Abstract
Movie data has a prominent role in the exponential growth of multimedia data over the Internet, and its analysis has become a hot topic with computer vision. The initial step towards movie analysis is scene segmentation. In this article, we investigated this problem through a novel intelligent Convolutional Neural Network (CNN) based three folded framework. The first fold segments the input movie into shots, the second fold detects objects in the segmented shots and the third fold performs object-based shots matching for detecting scene boundaries. Texture and shape features are fused for shots segmentation, and each shot is represented by a set of detected objects acquired from a light-weight CNN model.

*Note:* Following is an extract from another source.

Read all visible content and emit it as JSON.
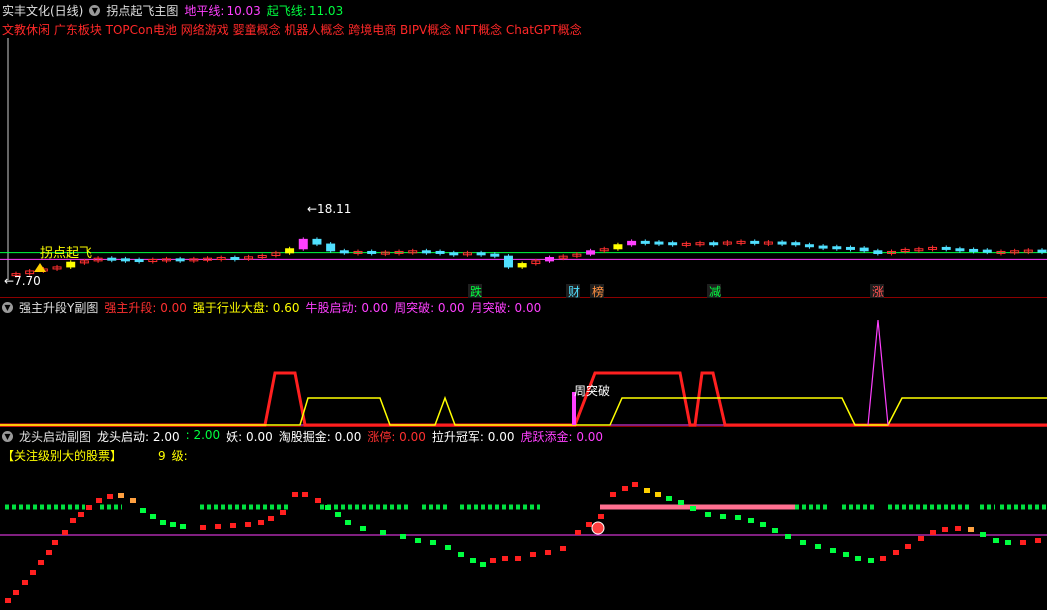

Finally, we apply set theory with the sliding window–based approach to integrate the same shots to decide scene boundaries. The experimental evaluation indicates that our proposed approach outran the existing movie scene segmentation approaches.
Keywords
Introduction
The exponential growth of multimedia data exposes various domains for the researchers around the globe in which the entertainment data, such as movies, have a prominent role. In such huge video data,1,2 efficient organization3,4 and browsing/retrieval 5 of a specific movie are challenging problems. To tackle these problems, the basic step is to develop schemes to parse a movie by segmenting it into shots and scenes, which is based on its hierarchical structure that is shown in Figure 1. A continuous sequence of frames acquired by a single camera is called a shot, which is the basic building blocks of a movie. However, a single shot is insufficient to deliver any semantic meaning. On the other hand, a scene consists of one or more consecutive shots, which are semantically correlated and share the same physical settings or presents a continuous action performed by the actors. Thus, users are more likely to recall a scene rather than a shot, because it covers a whole event or sub-story in a movie.

Hierarchical structure of a movie.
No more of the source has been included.